With the features hydrated, the platform can finally rank the actual next actions.

Stage 6
Ranking

Say this exactly

"Now we move from context to action."

"The decisioning stack evaluates entitled titles and candidate actions. Vector search matches Jordan's player embedding against the game catalog. Eligibility rules suppress titles that are not ready, not relevant, or not appropriate. Then the ranker balances immediate launch probability, long-term engagement value, and monetization opportunity."

"Walk through the winner first. Orbit Siege wins because it is the strongest match for the live moment. It is installed, friends are already active, the event begins in 11 minutes, and Jordan already has unfinished momentum in the title."

"Then contrast the alternatives. Turbo Circuit is a perfectly good discovery candidate. It may even be a stronger commerce opportunity in a different moment. But right now it is less likely to create an immediate launch. Empire Forge is a legitimate keepalive option, but it lacks the same social urgency."

"The point to make here is that the best next game is not just the highest-rated title and not just the title with the highest monetization potential. It is the action with the highest expected value for this specific player in this specific moment."

Transition

So what does that mean commercially? It means the platform changes the economics of the session.

Stage 7
Business Impact

Say this exactly

"This is where we translate the demo into business language."

"If the player home surface consistently makes better next-best-game decisions, you get more launches directly from the home surface, fewer browse-without-launch sessions, stronger subscription value realization, and more natural monetization timing."

"The subtle but important point is that this is not a hard-sell commerce motion. The platform is not forcing a store ad into the first slot. It is increasing the chance the player enters the right experience. Once the player is in the right experience, DLC, battle pass, and content attach become more relevant and better timed."

"For leadership audiences, I would summarize it this way: better session starts create better retention and better monetization. Redis improves both because it improves the quality and speed of the decision at the top of the session."

Transition

Let's make that visible on the actual player surface.

Stage 8
Outcome

Say this exactly

"Keep this stage simple and visual."

"On the left is the generic home surface. It is popularity-driven. It is editorially stale. It does not understand the live moment. Jordan gets a browse experience."

"On the right is the Redis-powered home surface.
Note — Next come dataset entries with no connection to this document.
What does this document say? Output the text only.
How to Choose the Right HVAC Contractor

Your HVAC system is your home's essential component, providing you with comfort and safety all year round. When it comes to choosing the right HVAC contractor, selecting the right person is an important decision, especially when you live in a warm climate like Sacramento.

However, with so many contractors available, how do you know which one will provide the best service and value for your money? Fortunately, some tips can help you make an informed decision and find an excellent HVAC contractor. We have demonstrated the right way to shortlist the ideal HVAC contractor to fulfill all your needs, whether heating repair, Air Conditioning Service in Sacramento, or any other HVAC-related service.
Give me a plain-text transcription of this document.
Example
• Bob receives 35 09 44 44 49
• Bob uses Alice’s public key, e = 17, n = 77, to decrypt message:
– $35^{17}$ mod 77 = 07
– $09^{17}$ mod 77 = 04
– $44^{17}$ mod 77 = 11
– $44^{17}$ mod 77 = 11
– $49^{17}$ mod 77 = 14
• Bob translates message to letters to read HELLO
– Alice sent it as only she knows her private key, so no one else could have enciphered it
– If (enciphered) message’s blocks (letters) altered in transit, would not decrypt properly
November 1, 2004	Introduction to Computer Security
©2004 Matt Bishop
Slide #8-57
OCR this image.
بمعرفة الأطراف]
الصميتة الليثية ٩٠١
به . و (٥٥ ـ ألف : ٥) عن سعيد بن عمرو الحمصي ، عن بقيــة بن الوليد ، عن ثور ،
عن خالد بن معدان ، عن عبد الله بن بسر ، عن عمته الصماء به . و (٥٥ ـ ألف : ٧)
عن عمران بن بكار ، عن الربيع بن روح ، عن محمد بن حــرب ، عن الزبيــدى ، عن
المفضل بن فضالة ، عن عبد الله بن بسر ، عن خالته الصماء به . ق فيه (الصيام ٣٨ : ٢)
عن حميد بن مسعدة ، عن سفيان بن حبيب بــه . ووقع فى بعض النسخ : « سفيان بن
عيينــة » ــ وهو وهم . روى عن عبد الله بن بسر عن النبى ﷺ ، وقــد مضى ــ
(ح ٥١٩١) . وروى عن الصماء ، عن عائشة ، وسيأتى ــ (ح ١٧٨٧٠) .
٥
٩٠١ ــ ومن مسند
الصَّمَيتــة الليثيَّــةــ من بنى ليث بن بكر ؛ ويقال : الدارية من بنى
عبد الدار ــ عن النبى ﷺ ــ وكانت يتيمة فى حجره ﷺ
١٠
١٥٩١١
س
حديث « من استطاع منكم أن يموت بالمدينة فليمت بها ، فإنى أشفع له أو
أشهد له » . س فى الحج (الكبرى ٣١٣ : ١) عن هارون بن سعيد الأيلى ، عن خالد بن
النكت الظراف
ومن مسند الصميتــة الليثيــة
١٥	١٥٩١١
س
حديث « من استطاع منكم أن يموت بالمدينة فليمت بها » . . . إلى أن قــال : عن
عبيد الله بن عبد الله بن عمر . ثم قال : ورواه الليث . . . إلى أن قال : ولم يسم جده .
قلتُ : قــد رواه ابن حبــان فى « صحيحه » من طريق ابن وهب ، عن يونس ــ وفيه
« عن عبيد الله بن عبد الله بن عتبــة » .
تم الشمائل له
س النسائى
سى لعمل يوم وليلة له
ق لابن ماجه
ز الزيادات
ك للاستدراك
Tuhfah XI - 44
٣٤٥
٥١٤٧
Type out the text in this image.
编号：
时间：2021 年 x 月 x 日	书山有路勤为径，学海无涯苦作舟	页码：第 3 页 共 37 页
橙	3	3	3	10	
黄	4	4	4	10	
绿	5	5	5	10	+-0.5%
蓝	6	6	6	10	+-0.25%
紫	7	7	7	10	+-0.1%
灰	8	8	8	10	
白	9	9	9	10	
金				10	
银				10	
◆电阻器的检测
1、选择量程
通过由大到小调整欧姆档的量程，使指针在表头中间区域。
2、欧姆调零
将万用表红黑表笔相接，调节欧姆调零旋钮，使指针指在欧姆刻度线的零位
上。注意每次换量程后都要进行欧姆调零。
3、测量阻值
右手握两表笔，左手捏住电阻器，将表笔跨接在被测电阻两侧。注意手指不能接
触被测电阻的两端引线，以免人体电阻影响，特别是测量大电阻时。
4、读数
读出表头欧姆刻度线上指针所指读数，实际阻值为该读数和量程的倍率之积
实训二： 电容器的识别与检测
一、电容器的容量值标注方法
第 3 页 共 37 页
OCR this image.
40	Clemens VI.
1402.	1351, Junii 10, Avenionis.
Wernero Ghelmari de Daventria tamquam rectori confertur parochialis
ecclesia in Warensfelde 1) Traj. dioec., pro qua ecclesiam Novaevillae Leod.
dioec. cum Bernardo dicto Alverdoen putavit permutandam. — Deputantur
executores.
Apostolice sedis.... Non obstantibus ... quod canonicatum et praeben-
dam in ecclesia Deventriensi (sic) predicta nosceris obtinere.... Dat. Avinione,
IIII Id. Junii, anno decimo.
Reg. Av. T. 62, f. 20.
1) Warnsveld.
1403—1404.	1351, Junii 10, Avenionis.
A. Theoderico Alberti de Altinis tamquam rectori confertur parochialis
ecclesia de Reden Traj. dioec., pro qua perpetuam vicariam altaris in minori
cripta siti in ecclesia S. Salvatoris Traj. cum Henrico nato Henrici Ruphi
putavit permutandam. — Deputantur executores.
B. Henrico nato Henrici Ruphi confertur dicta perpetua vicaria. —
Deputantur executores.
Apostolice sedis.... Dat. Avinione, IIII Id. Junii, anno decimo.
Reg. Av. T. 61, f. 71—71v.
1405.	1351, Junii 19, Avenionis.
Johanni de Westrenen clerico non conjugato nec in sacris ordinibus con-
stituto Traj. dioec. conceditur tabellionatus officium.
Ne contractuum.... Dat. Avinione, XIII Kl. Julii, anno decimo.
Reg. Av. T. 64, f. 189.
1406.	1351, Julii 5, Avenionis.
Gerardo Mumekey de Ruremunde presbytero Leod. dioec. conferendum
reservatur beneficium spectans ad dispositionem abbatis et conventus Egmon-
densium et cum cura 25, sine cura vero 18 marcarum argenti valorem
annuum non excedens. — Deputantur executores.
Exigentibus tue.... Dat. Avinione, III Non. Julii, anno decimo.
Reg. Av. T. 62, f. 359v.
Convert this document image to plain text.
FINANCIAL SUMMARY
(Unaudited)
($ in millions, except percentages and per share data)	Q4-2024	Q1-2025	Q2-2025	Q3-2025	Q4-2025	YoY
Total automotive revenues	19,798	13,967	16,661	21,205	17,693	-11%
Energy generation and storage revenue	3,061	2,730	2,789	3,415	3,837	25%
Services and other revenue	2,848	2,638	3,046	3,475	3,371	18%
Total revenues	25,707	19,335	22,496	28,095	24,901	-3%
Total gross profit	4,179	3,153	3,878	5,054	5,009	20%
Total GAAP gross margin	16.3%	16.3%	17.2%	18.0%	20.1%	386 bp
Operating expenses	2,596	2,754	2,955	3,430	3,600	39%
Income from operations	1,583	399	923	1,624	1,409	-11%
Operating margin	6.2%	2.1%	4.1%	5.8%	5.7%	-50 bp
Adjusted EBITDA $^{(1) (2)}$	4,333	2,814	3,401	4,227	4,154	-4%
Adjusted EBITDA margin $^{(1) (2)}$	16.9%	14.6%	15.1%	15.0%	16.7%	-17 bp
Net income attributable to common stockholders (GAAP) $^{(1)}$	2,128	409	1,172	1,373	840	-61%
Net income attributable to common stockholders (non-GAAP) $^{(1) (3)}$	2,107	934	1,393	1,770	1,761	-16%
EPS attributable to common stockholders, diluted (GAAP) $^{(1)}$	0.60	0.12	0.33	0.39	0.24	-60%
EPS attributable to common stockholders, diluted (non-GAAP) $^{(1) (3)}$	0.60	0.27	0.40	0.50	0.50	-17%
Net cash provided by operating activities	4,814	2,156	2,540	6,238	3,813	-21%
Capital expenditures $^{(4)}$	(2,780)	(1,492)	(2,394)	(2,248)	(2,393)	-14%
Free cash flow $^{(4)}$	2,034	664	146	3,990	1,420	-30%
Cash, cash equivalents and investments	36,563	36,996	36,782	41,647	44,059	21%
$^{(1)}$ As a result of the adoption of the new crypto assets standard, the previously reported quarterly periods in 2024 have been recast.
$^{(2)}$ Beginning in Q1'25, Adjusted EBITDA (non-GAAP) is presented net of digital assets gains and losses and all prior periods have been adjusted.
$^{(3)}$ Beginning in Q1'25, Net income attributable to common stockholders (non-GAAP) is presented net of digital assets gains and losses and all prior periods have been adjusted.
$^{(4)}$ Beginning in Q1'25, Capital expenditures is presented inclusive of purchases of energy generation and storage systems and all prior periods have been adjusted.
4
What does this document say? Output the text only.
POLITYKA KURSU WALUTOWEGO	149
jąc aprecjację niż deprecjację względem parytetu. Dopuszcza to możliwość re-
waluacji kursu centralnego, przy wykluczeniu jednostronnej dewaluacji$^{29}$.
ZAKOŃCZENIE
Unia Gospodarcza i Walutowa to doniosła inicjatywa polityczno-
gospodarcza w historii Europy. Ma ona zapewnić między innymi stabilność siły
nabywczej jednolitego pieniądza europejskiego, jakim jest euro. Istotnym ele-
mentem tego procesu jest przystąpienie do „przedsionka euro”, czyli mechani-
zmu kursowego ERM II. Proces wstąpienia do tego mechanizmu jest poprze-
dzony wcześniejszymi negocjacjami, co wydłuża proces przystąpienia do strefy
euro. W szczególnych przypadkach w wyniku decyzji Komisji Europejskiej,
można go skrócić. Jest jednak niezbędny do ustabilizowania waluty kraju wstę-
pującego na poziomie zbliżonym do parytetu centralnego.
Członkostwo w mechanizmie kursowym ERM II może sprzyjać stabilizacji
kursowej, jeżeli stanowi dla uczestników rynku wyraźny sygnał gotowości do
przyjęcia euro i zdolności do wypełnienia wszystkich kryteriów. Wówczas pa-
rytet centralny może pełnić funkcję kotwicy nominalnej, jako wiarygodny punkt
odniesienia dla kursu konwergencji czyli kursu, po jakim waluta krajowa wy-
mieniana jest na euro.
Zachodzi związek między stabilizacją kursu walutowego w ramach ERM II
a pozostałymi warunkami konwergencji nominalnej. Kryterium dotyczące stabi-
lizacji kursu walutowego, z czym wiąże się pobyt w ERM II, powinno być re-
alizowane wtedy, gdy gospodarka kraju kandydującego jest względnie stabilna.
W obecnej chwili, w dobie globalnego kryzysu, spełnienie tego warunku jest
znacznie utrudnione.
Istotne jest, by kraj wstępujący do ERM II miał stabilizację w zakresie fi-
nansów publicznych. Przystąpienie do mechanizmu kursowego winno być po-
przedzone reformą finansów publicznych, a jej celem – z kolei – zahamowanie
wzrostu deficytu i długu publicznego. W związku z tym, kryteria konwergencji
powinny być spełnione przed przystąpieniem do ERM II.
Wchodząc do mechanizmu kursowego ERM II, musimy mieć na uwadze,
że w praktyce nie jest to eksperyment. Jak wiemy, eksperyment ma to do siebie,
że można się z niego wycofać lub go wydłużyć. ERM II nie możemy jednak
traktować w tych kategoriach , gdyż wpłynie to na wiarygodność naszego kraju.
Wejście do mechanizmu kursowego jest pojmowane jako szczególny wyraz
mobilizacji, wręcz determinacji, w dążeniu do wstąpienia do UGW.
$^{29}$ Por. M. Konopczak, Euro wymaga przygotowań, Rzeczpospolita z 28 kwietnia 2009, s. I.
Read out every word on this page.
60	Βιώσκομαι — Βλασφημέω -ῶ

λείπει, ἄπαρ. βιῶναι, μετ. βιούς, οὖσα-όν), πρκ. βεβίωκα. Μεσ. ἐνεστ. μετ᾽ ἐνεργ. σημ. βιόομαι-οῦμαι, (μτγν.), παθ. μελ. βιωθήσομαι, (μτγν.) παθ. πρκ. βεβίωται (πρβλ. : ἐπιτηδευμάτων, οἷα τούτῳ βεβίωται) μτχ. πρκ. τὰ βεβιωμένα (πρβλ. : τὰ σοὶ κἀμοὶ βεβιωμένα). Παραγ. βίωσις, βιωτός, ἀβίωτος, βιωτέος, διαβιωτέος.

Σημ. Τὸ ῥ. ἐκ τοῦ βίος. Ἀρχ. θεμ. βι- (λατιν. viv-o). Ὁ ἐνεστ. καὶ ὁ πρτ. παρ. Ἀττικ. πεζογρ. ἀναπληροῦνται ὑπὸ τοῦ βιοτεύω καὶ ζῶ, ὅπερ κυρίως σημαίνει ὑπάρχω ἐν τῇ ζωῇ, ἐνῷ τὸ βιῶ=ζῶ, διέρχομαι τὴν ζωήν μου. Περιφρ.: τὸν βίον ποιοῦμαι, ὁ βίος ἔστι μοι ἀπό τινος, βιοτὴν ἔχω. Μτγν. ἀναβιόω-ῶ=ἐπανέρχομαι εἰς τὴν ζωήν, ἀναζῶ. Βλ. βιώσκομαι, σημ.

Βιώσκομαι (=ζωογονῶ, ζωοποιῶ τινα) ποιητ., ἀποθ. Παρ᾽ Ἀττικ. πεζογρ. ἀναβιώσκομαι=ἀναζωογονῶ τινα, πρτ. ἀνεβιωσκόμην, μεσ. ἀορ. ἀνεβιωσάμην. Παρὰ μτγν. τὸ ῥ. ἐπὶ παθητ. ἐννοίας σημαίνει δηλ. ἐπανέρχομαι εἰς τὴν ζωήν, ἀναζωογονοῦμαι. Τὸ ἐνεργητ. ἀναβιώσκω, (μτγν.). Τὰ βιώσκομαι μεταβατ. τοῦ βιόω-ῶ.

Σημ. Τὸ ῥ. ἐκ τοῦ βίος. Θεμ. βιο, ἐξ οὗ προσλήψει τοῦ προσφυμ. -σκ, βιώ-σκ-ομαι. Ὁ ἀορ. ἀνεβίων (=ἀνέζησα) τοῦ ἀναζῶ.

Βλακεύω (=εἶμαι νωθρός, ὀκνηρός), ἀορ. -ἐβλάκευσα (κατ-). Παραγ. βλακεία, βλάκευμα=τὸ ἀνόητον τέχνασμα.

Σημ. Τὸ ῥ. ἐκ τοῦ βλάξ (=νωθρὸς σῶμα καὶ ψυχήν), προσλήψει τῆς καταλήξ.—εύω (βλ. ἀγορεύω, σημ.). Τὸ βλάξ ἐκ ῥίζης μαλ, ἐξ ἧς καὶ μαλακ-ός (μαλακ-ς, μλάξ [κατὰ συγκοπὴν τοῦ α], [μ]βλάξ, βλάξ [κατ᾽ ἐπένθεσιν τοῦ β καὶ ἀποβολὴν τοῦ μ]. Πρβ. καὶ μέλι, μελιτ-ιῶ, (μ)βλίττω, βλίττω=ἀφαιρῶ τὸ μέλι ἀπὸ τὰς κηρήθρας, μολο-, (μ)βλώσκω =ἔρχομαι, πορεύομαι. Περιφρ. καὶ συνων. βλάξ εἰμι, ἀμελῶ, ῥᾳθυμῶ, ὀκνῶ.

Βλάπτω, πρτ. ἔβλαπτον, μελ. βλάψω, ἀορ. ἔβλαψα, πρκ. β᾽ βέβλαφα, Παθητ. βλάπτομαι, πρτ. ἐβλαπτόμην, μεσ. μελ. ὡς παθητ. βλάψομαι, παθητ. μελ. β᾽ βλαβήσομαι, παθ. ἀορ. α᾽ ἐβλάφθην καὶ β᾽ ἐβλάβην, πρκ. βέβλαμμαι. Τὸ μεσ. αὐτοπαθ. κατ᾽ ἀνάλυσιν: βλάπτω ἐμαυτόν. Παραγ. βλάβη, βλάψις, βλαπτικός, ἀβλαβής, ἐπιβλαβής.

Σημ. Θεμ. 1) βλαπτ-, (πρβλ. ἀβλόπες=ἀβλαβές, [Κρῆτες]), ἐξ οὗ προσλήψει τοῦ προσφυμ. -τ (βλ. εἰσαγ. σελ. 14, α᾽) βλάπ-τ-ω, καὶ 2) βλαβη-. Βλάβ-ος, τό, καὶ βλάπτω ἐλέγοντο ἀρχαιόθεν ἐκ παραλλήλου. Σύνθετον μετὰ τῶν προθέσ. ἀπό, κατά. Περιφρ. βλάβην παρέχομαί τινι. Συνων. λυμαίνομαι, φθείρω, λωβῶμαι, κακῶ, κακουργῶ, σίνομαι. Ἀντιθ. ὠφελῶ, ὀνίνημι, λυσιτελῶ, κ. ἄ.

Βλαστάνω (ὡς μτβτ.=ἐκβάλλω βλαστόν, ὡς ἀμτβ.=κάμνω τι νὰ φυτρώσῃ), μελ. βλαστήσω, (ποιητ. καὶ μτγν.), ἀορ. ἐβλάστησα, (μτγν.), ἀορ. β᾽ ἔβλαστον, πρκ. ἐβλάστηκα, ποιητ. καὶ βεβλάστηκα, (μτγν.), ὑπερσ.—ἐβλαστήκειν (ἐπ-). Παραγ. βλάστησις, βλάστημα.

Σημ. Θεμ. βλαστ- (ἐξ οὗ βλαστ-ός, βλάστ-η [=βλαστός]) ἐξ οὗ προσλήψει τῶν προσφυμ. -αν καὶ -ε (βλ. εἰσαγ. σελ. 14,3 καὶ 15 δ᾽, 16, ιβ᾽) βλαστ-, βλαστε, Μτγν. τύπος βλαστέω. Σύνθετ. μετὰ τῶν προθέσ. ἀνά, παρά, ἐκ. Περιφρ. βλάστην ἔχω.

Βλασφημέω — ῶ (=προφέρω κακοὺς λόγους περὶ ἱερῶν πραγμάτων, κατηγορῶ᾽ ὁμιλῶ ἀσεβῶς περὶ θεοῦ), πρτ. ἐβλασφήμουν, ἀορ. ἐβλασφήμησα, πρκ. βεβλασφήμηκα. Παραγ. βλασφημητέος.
The surface does not need to be reinvented. The difference is the decision layer underneath it. Redis gives the platform enough context to put the right game in the first slot with the right reasons: social presence, progression momentum, install readiness, and live-ops timing."

"That is the outcome of real-time decisioning. Same platform. Same player. Same content library. Different decision. Different session outcome."

Transition

And now we can close the loop by coming back to the architecture that made that possible.

Stage 9
Architecture Recap

Say this exactly

"Now we come full circle."

"The platform's source systems remain in place. RDI and Redis FeatureForm make them operational. Redis RAM serves the hot live signals. Redis Flex serves the broader historical and semantic context. Redis Context Retriever assembles the Player 360 and exposes it as structured tools for the decisioning stack. The decisioning stack gets unified, decision-ready context in milliseconds, and the player home surface gets the next-best-game action while the player is still deciding what to do."

"End by positioning the next step. You do not need to boil the ocean. Start with one surface, one segment, and one measurable goal — for example, increasing launch conversion for returning subscribers during prime-time sessions."

"From there, you can expand the same architecture into adjacent decisions: next-best-offer, next-best-DLC, reactivation prompts, social join recommendations, and live-ops prioritization."